Putzen, bügeln, glotzen

Hausfraulichkeit statt Liebesglück: Furios hat Philipp Kochheim „Hoffmanns Erzählungen“ in Oldenburg inszeniert

„Das Werk gibt es nicht, man muss es immer neu erfinden“, sagte einst der Stuttgarter Intendant Klaus Zehelein über Jacques Offenbachs einzige Oper. Das stimmt noch immer. Zwar ist nach und nach eine Fülle von Material zu „Hoffmanns Erzählungen“ aufgetaucht. Doch was Offenbach wirklich wollte, wird nie mehr herauszufinden sein. Der Komponist starb 1880 über der Partitur.

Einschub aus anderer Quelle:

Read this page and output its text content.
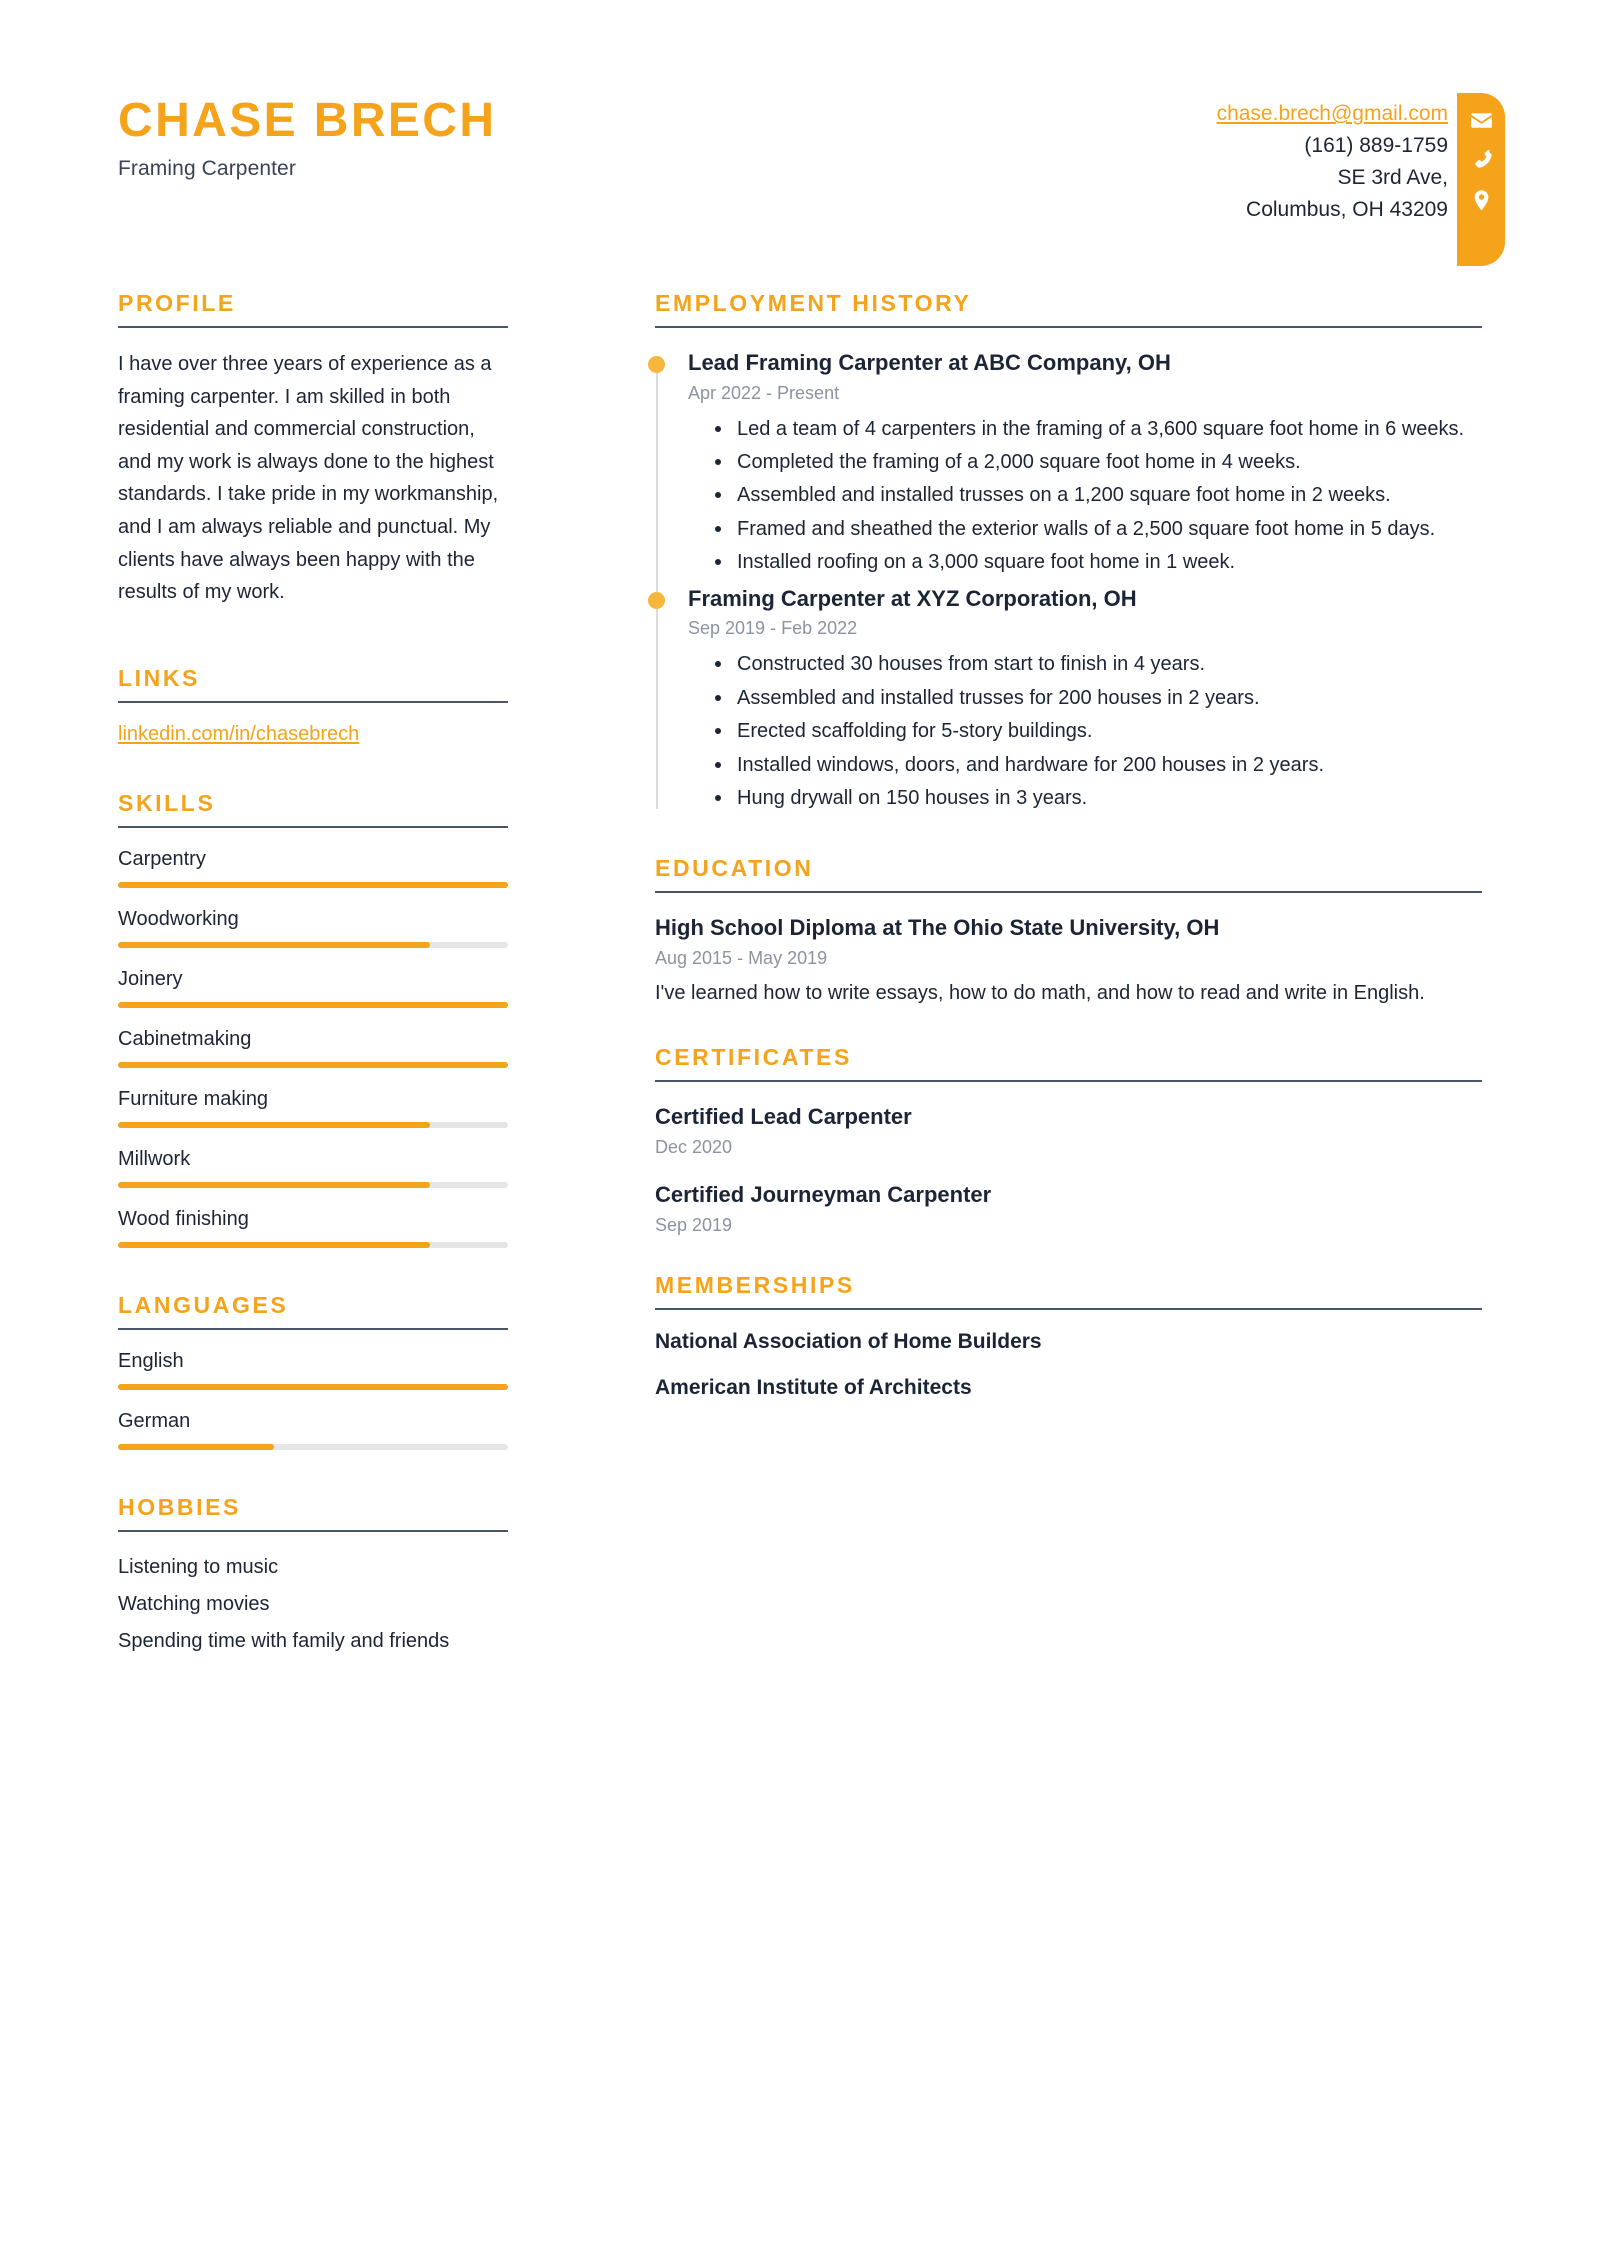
CHASE BRECH
Framing Carpenter
chase.brech@gmail.com
(161) 889-1759
SE 3rd Ave,
Columbus, OH 43209
PROFILE
I have over three years of experience as a framing carpenter. I am skilled in both residential and commercial construction, and my work is always done to the highest standards. I take pride in my workmanship, and I am always reliable and punctual. My clients have always been happy with the results of my work.
LINKS
linkedin.com/in/chasebrech
SKILLS
Carpentry
Woodworking
Joinery
Cabinetmaking
Furniture making
Millwork
Wood finishing
LANGUAGES
English
German
HOBBIES
Listening to music
Watching movies
Spending time with family and friends
EMPLOYMENT HISTORY
Lead Framing Carpenter at ABC Company, OH
Apr 2022 - Present
Led a team of 4 carpenters in the framing of a 3,600 square foot home in 6 weeks.
Completed the framing of a 2,000 square foot home in 4 weeks.
Assembled and installed trusses on a 1,200 square foot home in 2 weeks.
Framed and sheathed the exterior walls of a 2,500 square foot home in 5 days.
Installed roofing on a 3,000 square foot home in 1 week.
Framing Carpenter at XYZ Corporation, OH
Sep 2019 - Feb 2022
Constructed 30 houses from start to finish in 4 years.
Assembled and installed trusses for 200 houses in 2 years.
Erected scaffolding for 5-story buildings.
Installed windows, doors, and hardware for 200 houses in 2 years.
Hung drywall on 150 houses in 3 years.
EDUCATION
High School Diploma at The Ohio State University, OH
Aug 2015 - May 2019
I've learned how to write essays, how to do math, and how to read and write in English.
CERTIFICATES
Certified Lead Carpenter
Dec 2020
Certified Journeyman Carpenter
Sep 2019
MEMBERSHIPS
National Association of Home Builders
American Institute of Architects
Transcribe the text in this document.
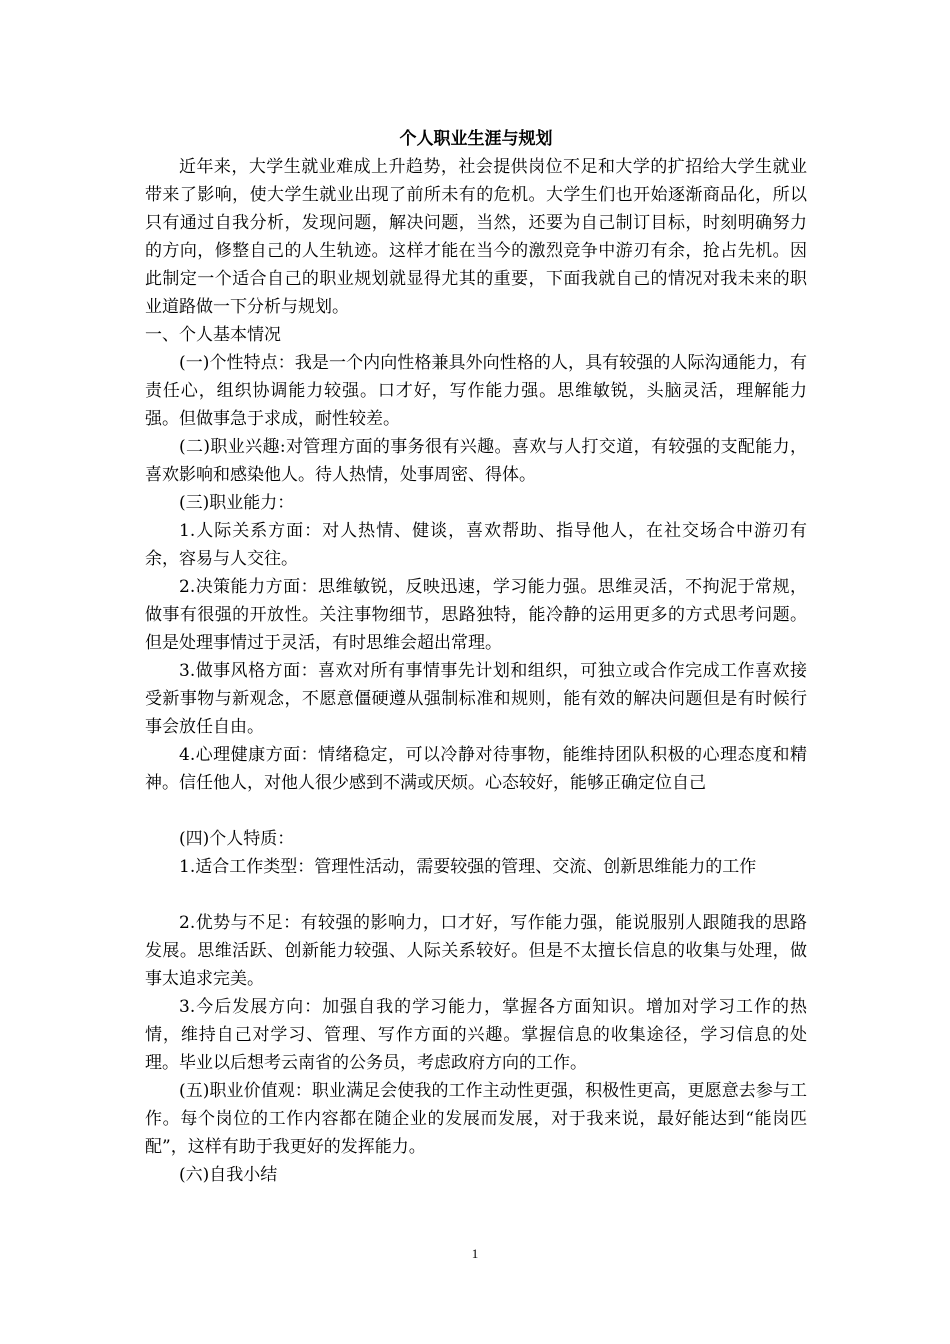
个人职业生涯与规划

近年来，大学生就业难成上升趋势，社会提供岗位不足和大学的扩招给大学生就业带来了影响，使大学生就业出现了前所未有的危机。大学生们也开始逐渐商品化，所以只有通过自我分析，发现问题，解决问题，当然，还要为自己制订目标，时刻明确努力的方向，修整自己的人生轨迹。这样才能在当今的激烈竞争中游刃有余，抢占先机。因此制定一个适合自己的职业规划就显得尤其的重要，下面我就自己的情况对我未来的职业道路做一下分析与规划。

一、个人基本情况

(一)个性特点：我是一个内向性格兼具外向性格的人，具有较强的人际沟通能力，有责任心，组织协调能力较强。口才好，写作能力强。思维敏锐，头脑灵活，理解能力强。但做事急于求成，耐性较差。

(二)职业兴趣:对管理方面的事务很有兴趣。喜欢与人打交道，有较强的支配能力，喜欢影响和感染他人。待人热情，处事周密、得体。

(三)职业能力：

1.人际关系方面：对人热情、健谈，喜欢帮助、指导他人，在社交场合中游刃有余，容易与人交往。

2.决策能力方面：思维敏锐，反映迅速，学习能力强。思维灵活，不拘泥于常规，做事有很强的开放性。关注事物细节，思路独特，能冷静的运用更多的方式思考问题。但是处理事情过于灵活，有时思维会超出常理。

3.做事风格方面：喜欢对所有事情事先计划和组织，可独立或合作完成工作喜欢接受新事物与新观念，不愿意僵硬遵从强制标准和规则，能有效的解决问题但是有时候行事会放任自由。

4.心理健康方面：情绪稳定，可以冷静对待事物，能维持团队积极的心理态度和精神。信任他人，对他人很少感到不满或厌烦。心态较好，能够正确定位自己

(四)个人特质：

1.适合工作类型：管理性活动，需要较强的管理、交流、创新思维能力的工作

2.优势与不足：有较强的影响力，口才好，写作能力强，能说服别人跟随我的思路发展。思维活跃、创新能力较强、人际关系较好。但是不太擅长信息的收集与处理，做事太追求完美。

3.今后发展方向：加强自我的学习能力，掌握各方面知识。增加对学习工作的热情，维持自己对学习、管理、写作方面的兴趣。掌握信息的收集途径，学习信息的处理。毕业以后想考云南省的公务员，考虑政府方向的工作。

(五)职业价值观：职业满足会使我的工作主动性更强，积极性更高，更愿意去参与工作。每个岗位的工作内容都在随企业的发展而发展，对于我来说，最好能达到“能岗匹配”，这样有助于我更好的发挥能力。

(六)自我小结

1
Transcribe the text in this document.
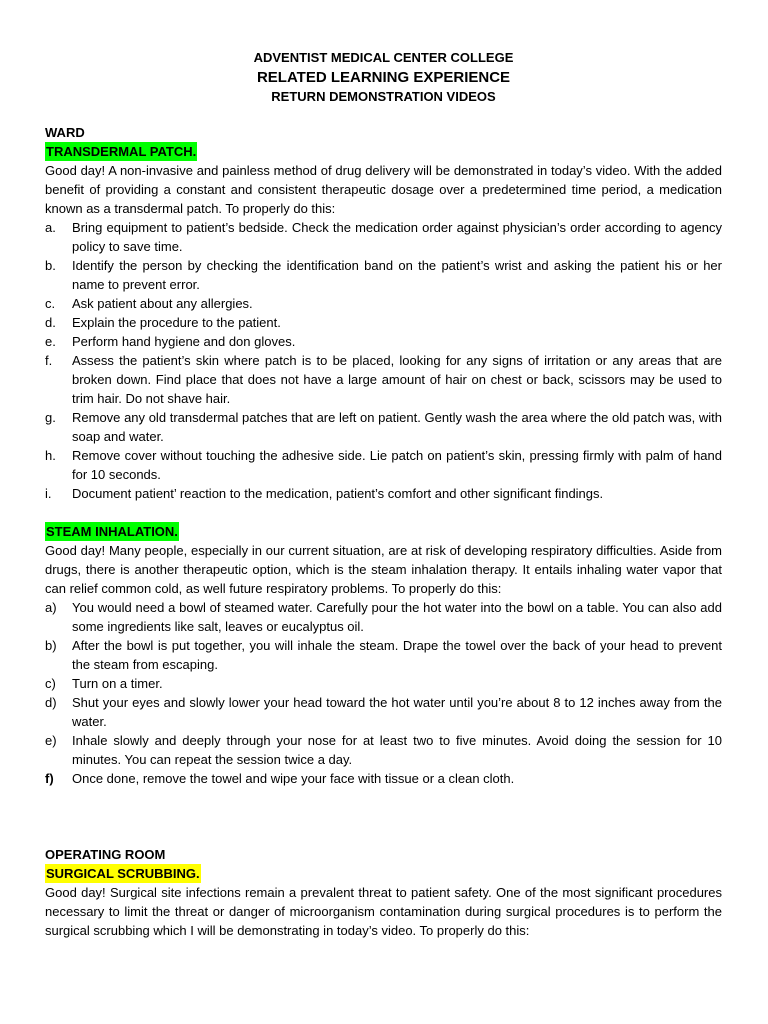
ADVENTIST MEDICAL CENTER COLLEGE
RELATED LEARNING EXPERIENCE
RETURN DEMONSTRATION VIDEOS
WARD
TRANSDERMAL PATCH.
Good day! A non-invasive and painless method of drug delivery will be demonstrated in today’s video. With the added benefit of providing a constant and consistent therapeutic dosage over a predetermined time period, a medication known as a transdermal patch. To properly do this:
a. Bring equipment to patient’s bedside. Check the medication order against physician’s order according to agency policy to save time.
b. Identify the person by checking the identification band on the patient’s wrist and asking the patient his or her name to prevent error.
c. Ask patient about any allergies.
d. Explain the procedure to the patient.
e. Perform hand hygiene and don gloves.
f. Assess the patient’s skin where patch is to be placed, looking for any signs of irritation or any areas that are broken down. Find place that does not have a large amount of hair on chest or back, scissors may be used to trim hair. Do not shave hair.
g. Remove any old transdermal patches that are left on patient. Gently wash the area where the old patch was, with soap and water.
h. Remove cover without touching the adhesive side. Lie patch on patient’s skin, pressing firmly with palm of hand for 10 seconds.
i. Document patient’ reaction to the medication, patient’s comfort and other significant findings.
STEAM INHALATION.
Good day! Many people, especially in our current situation, are at risk of developing respiratory difficulties. Aside from drugs, there is another therapeutic option, which is the steam inhalation therapy. It entails inhaling water vapor that can relief common cold, as well future respiratory problems. To properly do this:
a) You would need a bowl of steamed water. Carefully pour the hot water into the bowl on a table. You can also add some ingredients like salt, leaves or eucalyptus oil.
b) After the bowl is put together, you will inhale the steam. Drape the towel over the back of your head to prevent the steam from escaping.
c) Turn on a timer.
d) Shut your eyes and slowly lower your head toward the hot water until you’re about 8 to 12 inches away from the water.
e) Inhale slowly and deeply through your nose for at least two to five minutes. Avoid doing the session for 10 minutes. You can repeat the session twice a day.
f) Once done, remove the towel and wipe your face with tissue or a clean cloth.
OPERATING ROOM
SURGICAL SCRUBBING.
Good day! Surgical site infections remain a prevalent threat to patient safety. One of the most significant procedures necessary to limit the threat or danger of microorganism contamination during surgical procedures is to perform the surgical scrubbing which I will be demonstrating in today’s video. To properly do this:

Der junge Regisseur Philipp Kochheim wagte nun am Staatstheater Oldenburg eine aufregende Interpretation. Erzählt der schon angetrunkene Poet Hoffmann seine drei unglücklichen Liebesgeschichten sonst wertfrei nacheinander – die von der Puppe Olympia, die von der lungenkranken Sängerin Antonia und die von der Kurtisane Giulietta –, so bindet Kochheim sie zusammen. Er gewinnt dadurch eine bestechende Sicht auf die nach Theodor W. Adorno „erste romantische Oper mit einem modernen Sujet“. Kochheim stellt nicht nur den Antonia-Akt an den Anfang, diese stirbt auch nicht, sondern verlässt Vater und Hoffmann, um Sängerin zu werden. Deshalb macht Hoffmann sich auf die Suche nach ihrem Ebenbild. Er bestellt im Menschen-Labor Spalanzani einen Retortenmenschen und landet am Ende im Bordell: „Schöne Nacht, o Liebesnacht“ bewirkt in dieser Inszenierung den berühmten Kloß im Hals. Die Entzauberung der Welt nennt Kochheim das Thema der Oper. Es geht um Geld und Entfremdung.Die Muse, die Hoffmann immer begleitet, ist hier eine recht gierige Verlagsvertreterin, die den Dichter regelrecht treibt. Dessen Scheitern im Leben ist die Voraussetzung dafür, dass er Kunstwerke schafft.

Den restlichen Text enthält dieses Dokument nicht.